0
import pandas as pd
import numpy as np
data_A=pd.read_csv('D:/data_A.csv')

data_A has a column named time. enter image description here

dtype of time is int64. But after I run the code below, timehas changed to float type.

data_A.loc[data_A['scan'] == 1., data_A.columns.difference(
    ['scan', 'label', 'level','index'])] = np.nan

data_A.loc[data_A['NH4'] < 0., 'NH4'] = np.nan
data_A.loc[data_A['NH4'] > 10., 'NH4'] = np.nan
data_A.loc[data_A['NH4_Y']<0, 'NH4_Y'] = np.nan
data_A.loc[data_A['NH4_Y']>100, 'NH4_Y'] = np.nan

data_A.loc[data_A['TOC_Y']<0, 'TOC_Y'] = np.nan
data_A.loc[data_A['TOC_Y']>20000, 'TOC_Y'] = np.nan

data_A.loc[data_A['SS_Y']<0, 'SS_Y'] = np.nan
data_A.loc[data_A['SS_Y']>20000, 'SS_Y'] = np.nan

data_A.loc[data_A['TEMP_Y']<0, 'TEMP_Y'] = np.nan

data_A.level.astype(int)

data_A['NH4'].interpolate(method='slinear', inplace = True)

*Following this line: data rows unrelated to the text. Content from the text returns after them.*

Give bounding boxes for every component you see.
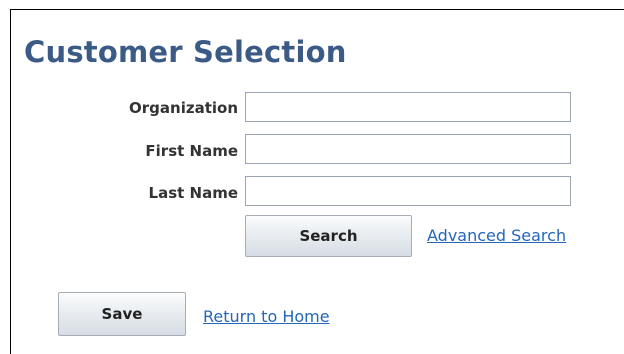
advanced-search-link[interactable]: Advanced Search xyxy=(427,228,566,244)
first-name-label: First Name xyxy=(145,142,238,160)
frame-border-top xyxy=(10,9,624,10)
last-name-input[interactable] xyxy=(245,176,571,206)
save-button[interactable]: Save xyxy=(58,292,186,336)
return-to-home-link[interactable]: Return to Home xyxy=(203,309,330,325)
frame-border-left xyxy=(10,9,11,354)
search-button[interactable]: Search xyxy=(245,215,412,257)
organization-label: Organization xyxy=(129,99,238,117)
last-name-label: Last Name xyxy=(148,184,238,202)
organization-input[interactable] xyxy=(245,92,571,122)
first-name-input[interactable] xyxy=(245,134,571,164)
page-title: Customer Selection xyxy=(24,35,347,69)
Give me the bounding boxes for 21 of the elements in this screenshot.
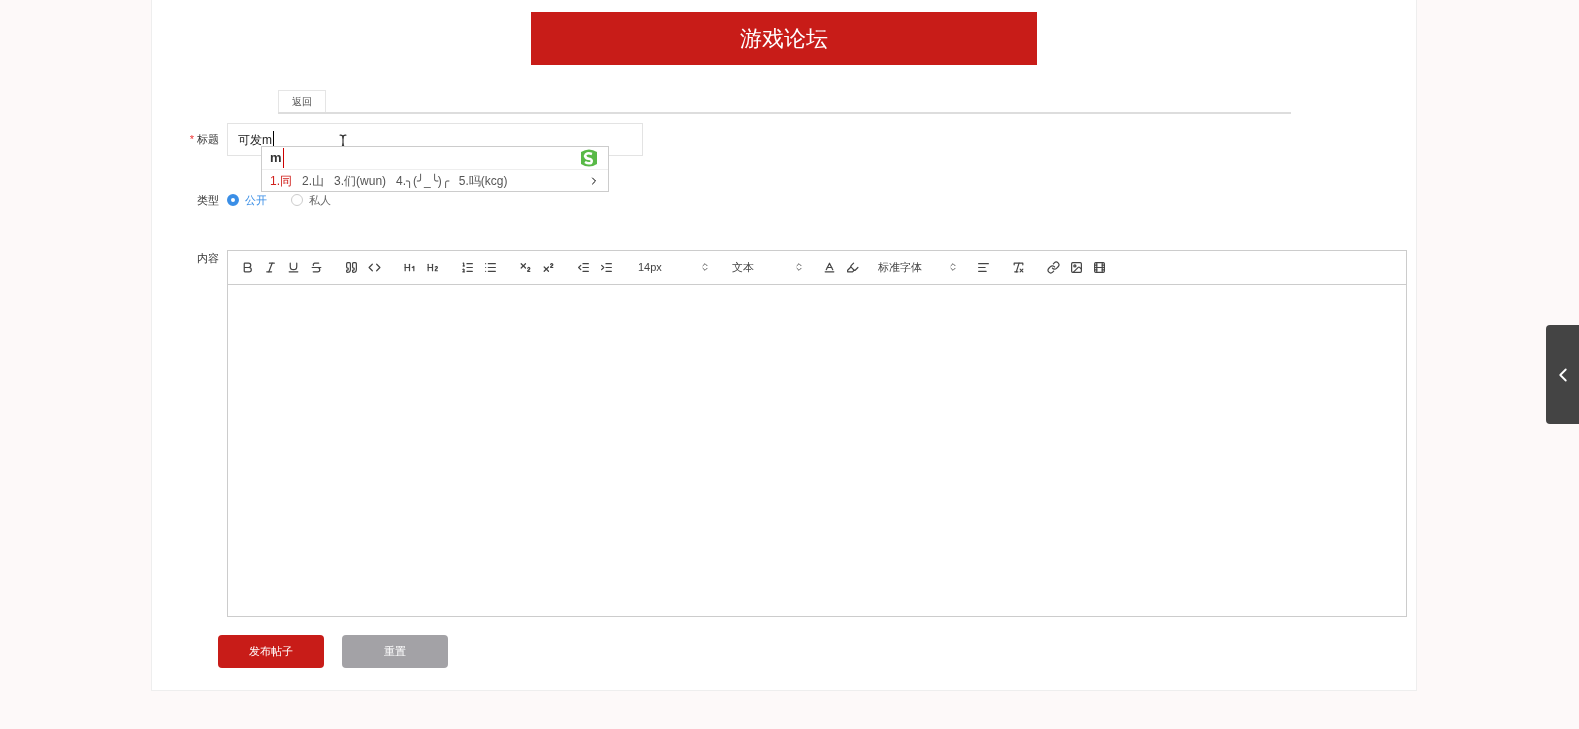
toolbar-select[interactable]: 文本 <box>732 258 804 276</box>
title-label: 标题 <box>197 132 219 148</box>
content-label: 内容 <box>196 250 220 266</box>
radio-option[interactable]: 私人 <box>291 192 331 209</box>
ime-candidate[interactable]: 3.们(wun) <box>334 171 387 190</box>
ime-candidate[interactable]: 4.╮(╯_╰)╭ <box>396 171 449 190</box>
toolbar-select[interactable]: 标准字体 <box>878 258 958 276</box>
ime-candidate[interactable]: 5.吗(kcg) <box>458 171 508 190</box>
ime-candidate[interactable]: 1.同 <box>270 171 292 190</box>
dropdown-arrows-icon <box>948 262 958 272</box>
required-mark: * <box>189 132 194 148</box>
ime-composition: m <box>270 148 284 168</box>
ime-candidate[interactable]: 2.山 <box>302 171 325 190</box>
publish-button[interactable]: 发布帖子 <box>218 634 324 668</box>
dropdown-arrows-icon <box>794 262 804 272</box>
back-tab[interactable]: 返回 <box>278 90 326 112</box>
type-label: 类型 <box>196 193 220 208</box>
toolbar-select[interactable]: 14px <box>638 258 710 276</box>
radio-option[interactable]: 公开 <box>227 192 267 209</box>
dropdown-arrows-icon <box>700 262 710 272</box>
page-title: 游戏论坛 <box>531 12 1037 65</box>
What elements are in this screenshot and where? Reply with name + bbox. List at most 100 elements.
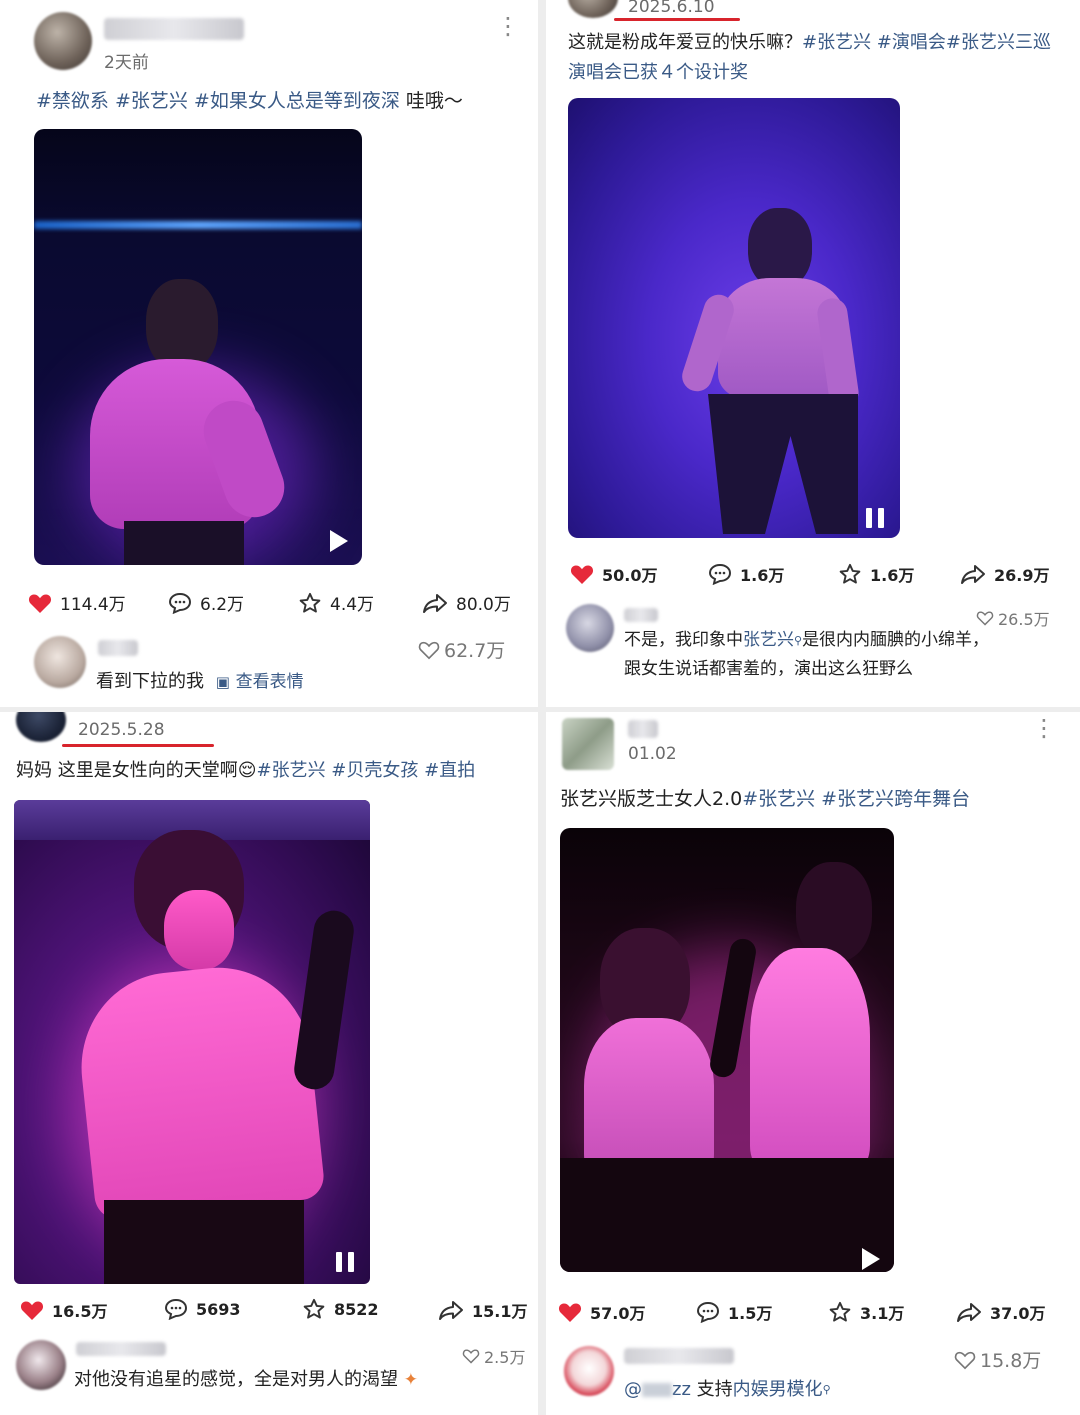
commenter-name-blurred[interactable] — [624, 1348, 734, 1364]
video-thumbnail[interactable] — [568, 98, 900, 538]
favorite-count: 8522 — [334, 1299, 379, 1319]
favorite-stat[interactable]: 3.1万 — [828, 1300, 904, 1324]
comment-like[interactable]: 15.8万 — [954, 1346, 1041, 1373]
comment-at-mention[interactable]: @ zz — [624, 1379, 691, 1400]
like-stat[interactable]: 114.4万 — [28, 590, 126, 615]
share-count: 15.1万 — [472, 1302, 528, 1321]
share-icon — [439, 1301, 463, 1320]
post-card-3: 2025.5.28 妈妈 这里是女性向的天堂啊😌#张艺兴 #贝壳女孩 #直拍 1… — [0, 712, 538, 1415]
pause-icon[interactable] — [866, 508, 884, 528]
emoji-image-icon: ▣ — [215, 673, 230, 691]
share-stat[interactable]: 26.9万 — [960, 562, 1049, 586]
caption-text: 哇哦～ — [399, 90, 463, 112]
comment-stat[interactable]: 1.5万 — [696, 1300, 772, 1324]
heart-outline-icon — [954, 1351, 976, 1369]
more-menu-icon[interactable]: ⋮ — [496, 14, 520, 38]
heart-icon — [20, 1301, 44, 1320]
sticker-icon: ✦ — [403, 1370, 418, 1390]
like-count: 16.5万 — [52, 1302, 108, 1321]
commenter-avatar[interactable] — [16, 1340, 66, 1390]
post-time: 01.02 — [628, 744, 677, 764]
post-card-4: 01.02 ⋮ 张艺兴版芝士女人2.0#张艺兴 #张艺兴跨年舞台 57.0万 1… — [546, 712, 1080, 1415]
comment-like[interactable]: 2.5万 — [462, 1344, 525, 1368]
username-blurred[interactable] — [104, 18, 244, 40]
heart-outline-icon — [418, 641, 440, 659]
search-icon: ⚲ — [822, 1383, 831, 1396]
commenter-avatar[interactable] — [566, 604, 614, 652]
comment-text-row: 看到下拉的我 ▣ 查看表情 — [96, 668, 304, 696]
comment-mention[interactable]: 内娱男模化 — [733, 1379, 823, 1400]
comment-stat[interactable]: 6.2万 — [168, 590, 244, 615]
post-caption: 张艺兴版芝士女人2.0#张艺兴 #张艺兴跨年舞台 — [560, 784, 1070, 814]
play-icon[interactable] — [330, 530, 348, 552]
share-stat[interactable]: 37.0万 — [956, 1300, 1045, 1324]
avatar[interactable] — [34, 12, 92, 70]
like-stat[interactable]: 16.5万 — [20, 1298, 107, 1322]
favorite-count: 1.6万 — [870, 566, 915, 585]
avatar[interactable] — [562, 718, 614, 770]
comment-stat[interactable]: 1.6万 — [708, 562, 784, 586]
caption-hashtags[interactable]: #张艺兴 #张艺兴跨年舞台 — [742, 788, 970, 810]
share-stat[interactable]: 80.0万 — [422, 590, 511, 615]
comment-text-row: @ zz 支持内娱男模化⚲ — [624, 1376, 831, 1404]
comment-icon — [696, 1301, 720, 1323]
heart-outline-icon — [976, 611, 994, 626]
caption-text: 妈妈 这里是女性向的天堂啊 — [16, 760, 238, 781]
video-thumbnail[interactable] — [34, 129, 362, 565]
share-icon — [961, 565, 985, 584]
star-icon — [299, 592, 321, 613]
comment-count: 6.2万 — [200, 595, 245, 615]
share-icon — [957, 1303, 981, 1322]
star-icon — [303, 1298, 325, 1319]
commenter-name-blurred[interactable] — [76, 1342, 166, 1356]
commenter-avatar[interactable] — [34, 636, 86, 688]
caption-hashtags[interactable]: #禁欲系 #张艺兴 #如果女人总是等到夜深 — [36, 90, 400, 112]
play-icon[interactable] — [862, 1248, 880, 1270]
comment-icon — [168, 592, 192, 614]
post-caption: 妈妈 这里是女性向的天堂啊😌#张艺兴 #贝壳女孩 #直拍 — [16, 756, 536, 786]
comment-like-count: 15.8万 — [980, 1350, 1042, 1372]
favorite-stat[interactable]: 4.4万 — [298, 590, 374, 615]
time-underline — [62, 744, 214, 747]
post-time: 2025.5.28 — [78, 720, 165, 740]
heart-icon — [558, 1303, 582, 1322]
time-underline — [614, 18, 740, 21]
video-thumbnail[interactable] — [560, 828, 894, 1272]
caption-text: 这就是粉成年爱豆的快乐嘛？ — [568, 32, 802, 53]
share-icon — [423, 593, 447, 613]
caption-hashtags[interactable]: #张艺兴 #贝壳女孩 #直拍 — [257, 760, 476, 781]
username-blurred[interactable] — [628, 720, 658, 738]
comment-icon — [708, 563, 732, 585]
comment-stat[interactable]: 5693 — [164, 1298, 241, 1320]
comment-mention[interactable]: 张艺兴 — [743, 630, 794, 650]
comment-like[interactable]: 26.5万 — [976, 606, 1050, 630]
video-thumbnail[interactable] — [14, 800, 370, 1284]
caption-text: 张艺兴版芝士女人2.0 — [560, 788, 743, 810]
commenter-avatar[interactable] — [564, 1346, 614, 1396]
avatar[interactable] — [16, 712, 66, 742]
star-icon — [839, 563, 861, 584]
pause-icon[interactable] — [336, 1252, 354, 1272]
comment-like-count: 62.7万 — [444, 640, 506, 662]
avatar[interactable] — [568, 0, 618, 18]
post-caption: 这就是粉成年爱豆的快乐嘛？#张艺兴 #演唱会#张艺兴三巡演唱会已获４个设计奖 — [568, 28, 1068, 88]
view-emoji-link[interactable]: 查看表情 — [236, 672, 304, 692]
post-card-2: 2025.6.10 这就是粉成年爱豆的快乐嘛？#张艺兴 #演唱会#张艺兴三巡演唱… — [546, 0, 1080, 707]
comment-like[interactable]: 62.7万 — [418, 636, 505, 663]
share-count: 80.0万 — [456, 595, 511, 615]
comment-text: 看到下拉的我 — [96, 671, 204, 692]
like-stat[interactable]: 50.0万 — [570, 562, 657, 586]
share-stat[interactable]: 15.1万 — [438, 1298, 527, 1322]
like-stat[interactable]: 57.0万 — [558, 1300, 645, 1324]
more-menu-icon[interactable]: ⋮ — [1032, 716, 1056, 740]
share-count: 37.0万 — [990, 1304, 1046, 1323]
post-card-1: 2天前 ⋮ #禁欲系 #张艺兴 #如果女人总是等到夜深 哇哦～ 114.4万 6… — [0, 0, 538, 707]
favorite-stat[interactable]: 1.6万 — [838, 562, 914, 586]
star-icon — [829, 1301, 851, 1322]
comment-count: 5693 — [196, 1299, 241, 1319]
commenter-name-blurred[interactable] — [624, 608, 658, 622]
search-icon: ⚲ — [794, 634, 803, 647]
comment-icon — [164, 1298, 188, 1320]
favorite-stat[interactable]: 8522 — [302, 1298, 379, 1320]
commenter-name-blurred[interactable] — [98, 640, 138, 656]
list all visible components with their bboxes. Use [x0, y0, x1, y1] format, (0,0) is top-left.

I didn't do anything to the column time,but it changed to float type. enter image description here I want int type for time.Is there any way to make it as int type?

Lee
  • 129
  • 5
  • Have u tried int casting it?? Use int() to do so – Joel Nov 26 '21 at 12:05
  • I tried `data_A.time.astype(int)` , but it gave me an error message like `ValueError: Cannot convert non-finite values (NA or inf) to integer` – Lee Nov 26 '21 at 12:10
  • I think there might be some NA or inf. I want to ignore NA or inf and change other values to int – Lee Nov 26 '21 at 12:12

2 Answers2

0

Try Int Casting it using:

int(<variable>)

Note: Int casting a double or float may lead to a loss of date. Casting floats like 3.0 to a int is safe, but casting floats or doubles like 3.2(which have a decimal number) will result in 3 and a data loss may occur.

Data loss is nothing to worry about if aren't working with decimals.

Joel
  • 239
  • 3
  • 21
0

Your very first line which does a difference and defaults value to np.nan is the culprit.

Numpy.nan is actually float as it's easier for numpy computation. If you need to default it then try a constant like, -99999999.